I was no longer sure about my faith. Increasingly I realized that what I have been taught as "biblical doctrines" were filtered through the lens of the white, conservative American Protestants and that there were other ways to look at the Bible. I looked to Judaism for what I thought to be the original and traditional understanding of the scriptures, and by 1998, I was seriously considering conversion.

I was disillusioned and explored other faiths as an adult. While I ultimately decided against converting to Judaism, the process permitted me to look beyond the Evangelical ideas of God. I spent a year in a Unitarian Universalist congregation, then a few years in progressive mainline Christian churches, with a few episodes of joining the Neo-Pagan community. But for the most part, I was going through the motions, using the church as a source of comfort and occasional social outlet. I was a sincere seeker, but I was also arrogant and full of ego. I wanted to learn everything there is to religion and spirituality so that I could construct my own personal cult and hide my insecurities and issues, including self-hatred and hatred of others. I may not be a conservative or a "Christian" nationalist, but I have been just as much of an edgelord who did not love, and who delighted in offending others and in moments of schadenfreude. I wasted 33 years like this, and only now that I realize I was wrong.

As to "Christian" nationalists, I hope that they too will eventually come to this realization and introspection. I too was a product of conservative white American Christianity, brought to me by American missionaries, U.S.-influenced churches, and U.S.-based missionary and parachurch organizations. I hope they too will find that this form of "being a Christian" hollow, shallow, and contrary to the fruit of the Holy Spirit (Galatians 5:22-23).

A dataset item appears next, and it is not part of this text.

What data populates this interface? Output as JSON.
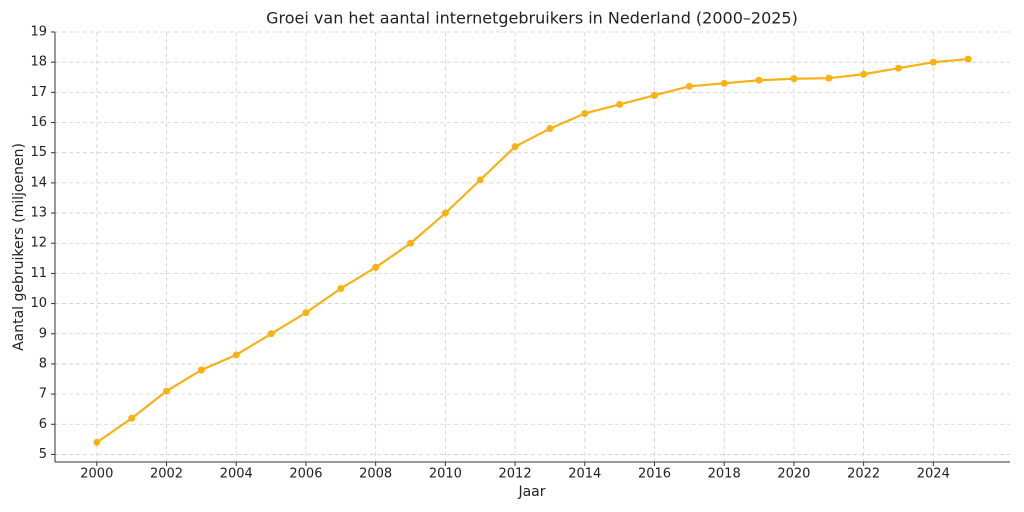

Today, apparently many of them are upset that President Joe Biden issued a proclamation that tomorrow, March 31, to be the Trans Day of Visibility. The far-right talking heads falsely accuse Biden of "banning Christian symbols on the White House easter eggs" (a long-standing WH policy for the last 45 years, including during the Trump

administration) and "persecuting" Christians by making Easter a day for trans folks instead (March 31 has been TDOV for over a decade, and Easter is a movable feast day that happens to be tomorrow this year). Sorry, MAGAs, but it's not about you and it's not always about you. The world does not revolve around "Christian" nationalists, or for that matter, trans people. Persecution complex and false victimhood often become excuses for bad behaviors and un-Christlike behaviors, including hate crimes, doxxing, death threats, and even the January 6 insurrection attempt.

As a recovering edgelord Christian seeking a more Holy Spirit-centered way, take it from me: people will not glorify God for you being an asshole hiding behind the guise of

feigned godliness and "biblical" doctrines; people will, however, see Christ in and through you if you love one another (John 13:35).